The Week - presidenital campaign; other current events
National Review, March 20, 2000
So Salman Rushdie is moving to New York. What, does he want to run for Senate too?
The media often make too much of the alleged unpopularity of negative campaigning. But John McCain just may be their case in point. In the days prior to the Virginia and Washington primaries, his campaign continued to place telephone calls not so subtly alleging that George W. Bush is anti-Catholic. So too, McCain harshly attacked Pat Robertson and Jerry Falwell in Virginia Beach. In another Virginia whistle stop, McCain vowed to tear down the "machine" of Gov. Jim Gilmore and Sen. John Warner, a Draconian political operation that Virginians had no idea existed until McCain showed up to bid it adieu. All this, from the candidate solemnly pledged to run a positive campaign. While the press gloried in McCain's act, Republican primary voters couldn't be faulted for concluding that it was all soundbites and fury, signifying nothing. In Virginia, as in South Carolina and Michigan, McCain again failed to break the 30 percent threshold among Republican voters. He fared slightly better in Washington state, but still lost to Bush among Republicans by a 20-point margin. McCain is a compelling campaigner, but it is becoming clear that, for GOP voters, there is no substitute for real positions that they find philosophically congenial. In an otherwise classic and shrewd campaign, that is the one thing the McCain operation may have overlooked.
John McCain branches, from attacking evangelists, to being one himself: "To stand up and take on the forces of evil, that's my job."
McCain has also become a historian. "Theodore Roosevelt fought the forces of evil in the Republican party." Theodore Roosevelt, in 1912, fought William Howard Taft. That sober 300-pounder, who loved dancing and golf, and served as chief justice of the Supreme Court, was the force of evil? Evil-in the 20th century? Grown-ups don't talk like that, Senator.
For the most part, McCain's presidential campaign has not been nearly as conservative as his Senate record. Bilingual education may be a case where he happily reverses that pattern. While McCain, like George W. Bush, has heretofore supported bilingual programs, he has recently said, "There's a whole lot of bilingual education programs that don't work, and they should be eliminated." Total immersion in English, he says, is the best way to teach English to immigrant children. He's right, and he'd be even more right if he recognized that none of the bilingual programs work well. Ron Unz, who got bilingual ed banned in California, supports McCain and hopes he leads the charge against the programs. If he does, he will remind conservatives what they like about him-and prove that his campaign's patriotism is more than a personal sentiment.

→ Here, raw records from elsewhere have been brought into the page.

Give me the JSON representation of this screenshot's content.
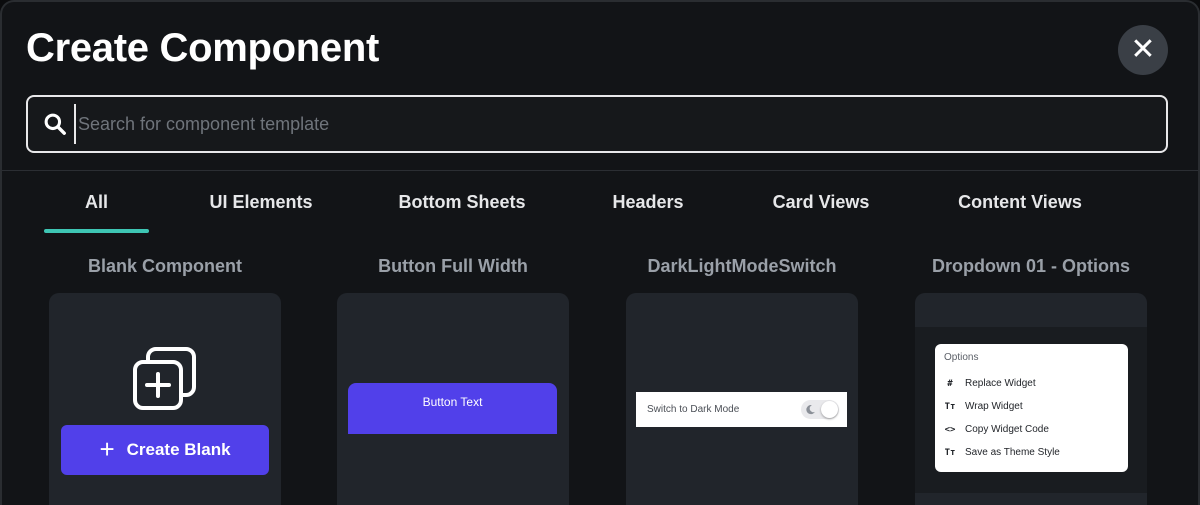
{
  "dialog": {
    "title": "Create Component",
    "close_icon": "close-icon"
  },
  "search": {
    "placeholder": "Search for component template",
    "value": "",
    "icon": "search-icon"
  },
  "tabs": [
    {
      "label": "All",
      "active": true
    },
    {
      "label": "UI Elements",
      "active": false
    },
    {
      "label": "Bottom Sheets",
      "active": false
    },
    {
      "label": "Headers",
      "active": false
    },
    {
      "label": "Card Views",
      "active": false
    },
    {
      "label": "Content Views",
      "active": false
    }
  ],
  "accent_color": "#3ec6b4",
  "primary_color": "#5140ea",
  "templates": [
    {
      "name": "Blank Component",
      "icon": "add-layers-icon",
      "button_label": "Create Blank"
    },
    {
      "name": "Button Full Width",
      "preview_text": "Button Text"
    },
    {
      "name": "DarkLightModeSwitch",
      "preview_text": "Switch to Dark Mode",
      "toggle_icon": "moon-icon"
    },
    {
      "name": "Dropdown 01 - Options",
      "options_title": "Options",
      "options": [
        {
          "label": "Replace Widget",
          "icon": "grid-icon",
          "glyph": "#"
        },
        {
          "label": "Wrap Widget",
          "icon": "text-icon",
          "glyph": "Tт"
        },
        {
          "label": "Copy Widget Code",
          "icon": "code-icon",
          "glyph": "<>"
        },
        {
          "label": "Save as Theme Style",
          "icon": "text-icon",
          "glyph": "Tт"
        }
      ]
    }
  ]
}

After weeks of criticism for speaking at Bob Jones University, George W. Bush wrote a note to John Cardinal O'Connor expressing his regret for not having repudiated the school's anti-Catholicism. The controversy was trumped up in that none of Bush's accusers ever really believed that Bush harbors a trace of anti-Catholicism. But combined with the equally trumped-up controversy over the appointment of a new House chaplain-Democrats are pretending to believe that Republicans passed over a priest because of bigotry-the Bob Jones affair is creating a serious problem for Republicans in the fall. Churchgoing Catholics are a swing vote, and they are disproportionately concentrated in swing states such as Pennsylvania, Ohio, and New Jersey. These voters helped Clinton in 1992, the Republicans in 1994, and then Clinton again. Catholics historically distrusted the GOP as the party of the WASP elite, and that distrust lingers because of distrust of southern fundamentalists. By adding to that distrust, Democrats (with the assistance of John McCain's cynical use of the Bob Jones "issue") hope to hold on to Hispanic voters and northeasterners. Republicans might respond by pointing out that the Democrats' pro- abortion litmus test for the federal judiciary amounts to a religious test excluding Catholics who follow Church teaching. But the stakes are sufficiently high that the GOP will also need to make a special effort to appeal to Catholic sensibilities-quite possibly including the nomination of a pro-life Catholic for the vice presidency.
McCain, the press points out, appeals to Democrats. Well, that's nice. But what's wrong with appealing to Republicans? They are not, after all, some tiny party or weirdo sect. They control two houses of Congress, a majority of the nation's governorships, a majority of the state legislatures. The Democrats not only feel no obligation to appeal to Republicans-they feel none to appeal to anyone in center field. Al Gore and Bill Bradley have engaged in a bitter dispute over how many years each one has favored abortion in all cases, including last-minute infanticides (a.k.a. partial-birth abortions). At the Apollo Theatre in New York City, they squabbled over reparations for slavery and discrimination (Bradley wants them across the board, Gore wants them in specific cases) and kissed the pinkie of the Rev. Al Sharpton, slanderer and verbal arsonist. This is the right platform for running for president of a Greenwich Village Democratic Club, not for President of the United States.